- Born: 14 January 1937 Staryi Zhyvotiv, Vinnytsia Oblast, Ukrainian SSR, Soviet Union
- Died: 4 July 1995 (aged 58) Kyiv, Ukrainian SSR, Soviet Union
- Citizenship: Ukraine
- Occupations: Writer, journalist
- Writing career
- Notable awards: Shevchenko National Prize

= Yevhen Hutsalo =

Ukrainian writer and journalist (1937–1995)
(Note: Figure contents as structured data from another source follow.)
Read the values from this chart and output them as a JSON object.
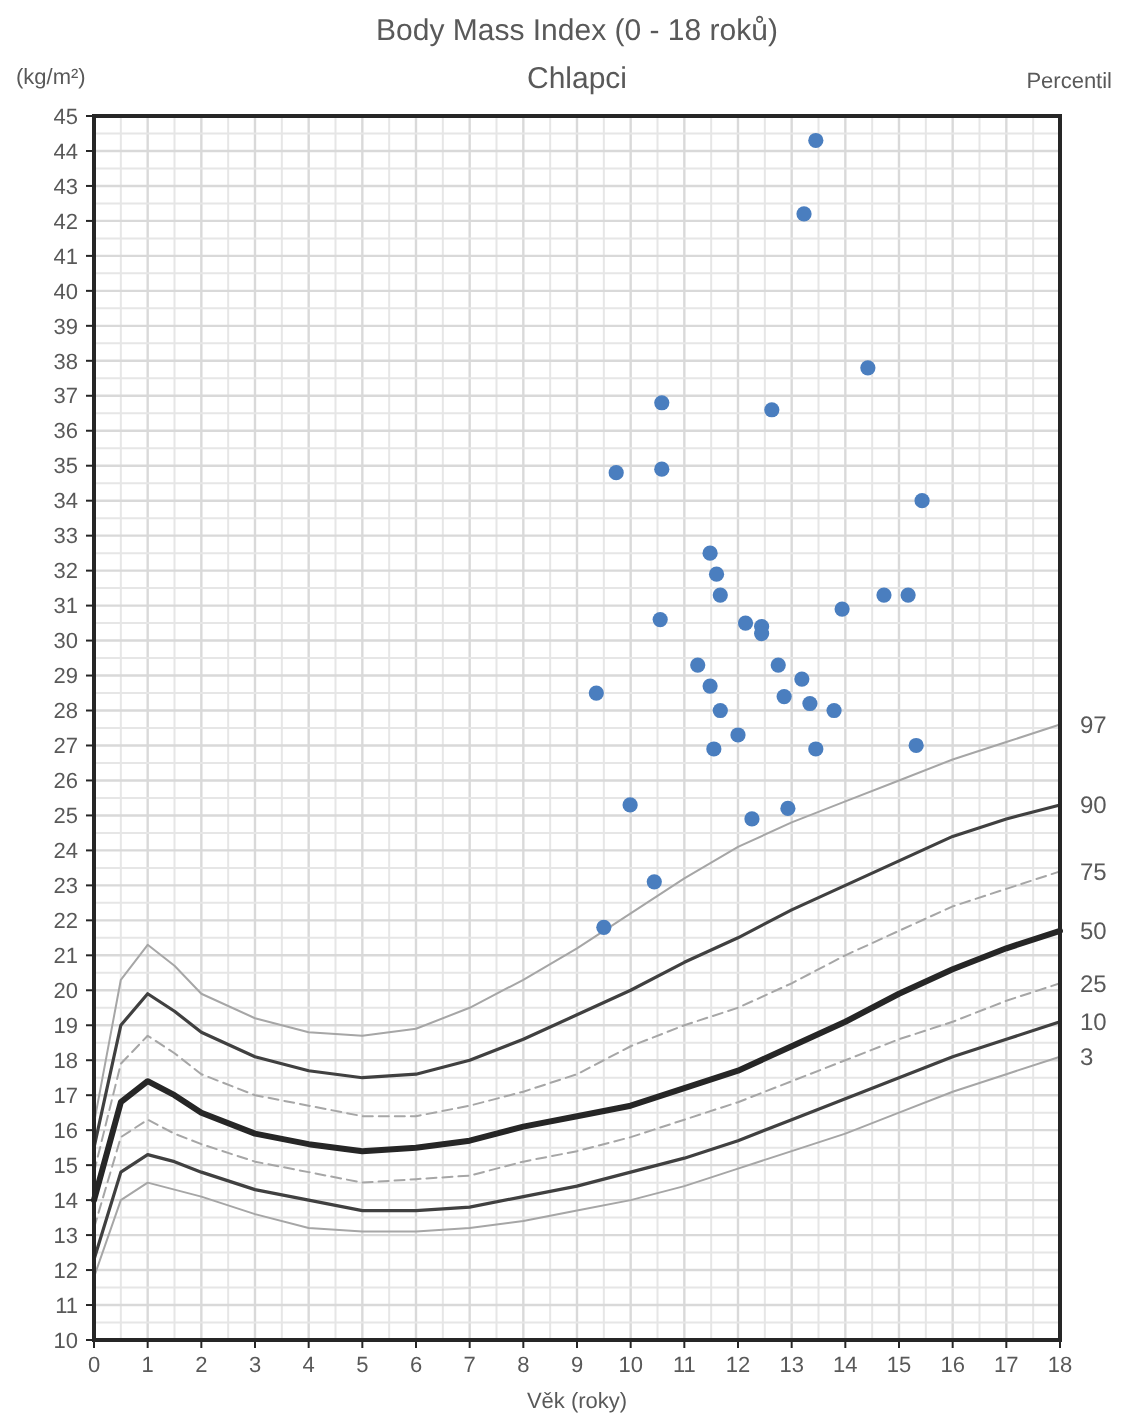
{
  "chart_data": {
    "type": "line",
    "title": "Body Mass Index  (0 - 18 roků)",
    "subtitle": "Chlapci",
    "xlabel": "Věk (roky)",
    "ylabel": "(kg/m²)",
    "y2label": "Percentil",
    "x": [
      0,
      0.5,
      1,
      1.5,
      2,
      3,
      4,
      5,
      6,
      7,
      8,
      9,
      10,
      11,
      12,
      13,
      14,
      15,
      16,
      17,
      18
    ],
    "series": [
      {
        "name": "97",
        "color": "#a6a6a6",
        "line_style": "solid",
        "values": [
          16.2,
          20.3,
          21.3,
          20.7,
          19.9,
          19.2,
          18.8,
          18.7,
          18.9,
          19.5,
          20.3,
          21.2,
          22.2,
          23.2,
          24.1,
          24.8,
          25.4,
          26.0,
          26.6,
          27.1,
          27.6
        ]
      },
      {
        "name": "90",
        "color": "#404040",
        "line_style": "solid",
        "values": [
          15.5,
          19.0,
          19.9,
          19.4,
          18.8,
          18.1,
          17.7,
          17.5,
          17.6,
          18.0,
          18.6,
          19.3,
          20.0,
          20.8,
          21.5,
          22.3,
          23.0,
          23.7,
          24.4,
          24.9,
          25.3
        ]
      },
      {
        "name": "75",
        "color": "#a6a6a6",
        "line_style": "dashed",
        "values": [
          14.8,
          17.9,
          18.7,
          18.2,
          17.6,
          17.0,
          16.7,
          16.4,
          16.4,
          16.7,
          17.1,
          17.6,
          18.4,
          19.0,
          19.5,
          20.2,
          21.0,
          21.7,
          22.4,
          22.9,
          23.4
        ]
      },
      {
        "name": "50",
        "color": "#262626",
        "line_style": "solid",
        "values": [
          14.0,
          16.8,
          17.4,
          17.0,
          16.5,
          15.9,
          15.6,
          15.4,
          15.5,
          15.7,
          16.1,
          16.4,
          16.7,
          17.2,
          17.7,
          18.4,
          19.1,
          19.9,
          20.6,
          21.2,
          21.7
        ]
      },
      {
        "name": "25",
        "color": "#a6a6a6",
        "line_style": "dashed",
        "values": [
          13.2,
          15.8,
          16.3,
          15.9,
          15.6,
          15.1,
          14.8,
          14.5,
          14.6,
          14.7,
          15.1,
          15.4,
          15.8,
          16.3,
          16.8,
          17.4,
          18.0,
          18.6,
          19.1,
          19.7,
          20.2
        ]
      },
      {
        "name": "10",
        "color": "#404040",
        "line_style": "solid",
        "values": [
          12.3,
          14.8,
          15.3,
          15.1,
          14.8,
          14.3,
          14.0,
          13.7,
          13.7,
          13.8,
          14.1,
          14.4,
          14.8,
          15.2,
          15.7,
          16.3,
          16.9,
          17.5,
          18.1,
          18.6,
          19.1
        ]
      },
      {
        "name": "3",
        "color": "#a6a6a6",
        "line_style": "solid",
        "values": [
          11.8,
          14.0,
          14.5,
          14.3,
          14.1,
          13.6,
          13.2,
          13.1,
          13.1,
          13.2,
          13.4,
          13.7,
          14.0,
          14.4,
          14.9,
          15.4,
          15.9,
          16.5,
          17.1,
          17.6,
          18.1
        ]
      },
      {
        "type": "scatter",
        "color": "#4a7ebf",
        "marker": "circle",
        "x": [
          13.45,
          13.23,
          14.42,
          10.58,
          12.63,
          9.73,
          10.58,
          15.43,
          11.48,
          11.6,
          11.67,
          14.72,
          15.17,
          13.94,
          10.55,
          12.14,
          12.44,
          12.44,
          11.25,
          12.75,
          11.48,
          13.19,
          9.36,
          12.86,
          13.34,
          13.79,
          11.67,
          12.0,
          11.55,
          13.45,
          15.32,
          9.99,
          12.93,
          12.26,
          10.44,
          9.5
        ],
        "values": [
          44.3,
          42.2,
          37.8,
          36.8,
          36.6,
          34.8,
          34.9,
          34.0,
          32.5,
          31.9,
          31.3,
          31.3,
          31.3,
          30.9,
          30.6,
          30.5,
          30.4,
          30.2,
          29.3,
          29.3,
          28.7,
          28.9,
          28.5,
          28.4,
          28.2,
          28.0,
          28.0,
          27.3,
          26.9,
          26.9,
          27.0,
          25.3,
          25.2,
          24.9,
          23.1,
          21.8
        ]
      }
    ],
    "xlim": [
      0,
      18
    ],
    "xticks": [
      0,
      1,
      2,
      3,
      4,
      5,
      6,
      7,
      8,
      9,
      10,
      11,
      12,
      13,
      14,
      15,
      16,
      17,
      18
    ],
    "ylim": [
      10,
      45
    ],
    "yticks": [
      10,
      11,
      12,
      13,
      14,
      15,
      16,
      17,
      18,
      19,
      20,
      21,
      22,
      23,
      24,
      25,
      26,
      27,
      28,
      29,
      30,
      31,
      32,
      33,
      34,
      35,
      36,
      37,
      38,
      39,
      40,
      41,
      42,
      43,
      44,
      45
    ],
    "grid": true
  }
}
Yevhen Hutsalo (Євген Гуцало; 14 January 1937 – 4 July 1995) was a Ukrainian writer and journalist.

==Biography==
Hutsalo was born in Staryi Zhyvotiv, Vinnytsia Oblast. He graduated from the Nizhyn Pedagogical Institute in 1959, and was first published in 1960. During the 1960s, Hutsalo was considered one of the "shestydesyatnyky" (the sixtiers), or those who were opposed to the oppressive communist regime. However, later on he chose to be an official writer rather than one opposed to the regime.

He published over 25 novella and short-story collections (several of them for children), a trilogy of novels, and three poetry collections. His works are noted for their detail, lyrical descriptions of nature, psychological portraits, and abundant use of the rural vernacular.

In 1985 Hutsalo was awarded the Shevchenko Prize and in 1994 the Antonovych prize.

In Kyiv a lane dedicated to Field Marshal of the Russian Empire Mikhail Kutuzov was renamed after Yevhen Hutsalo in 2016.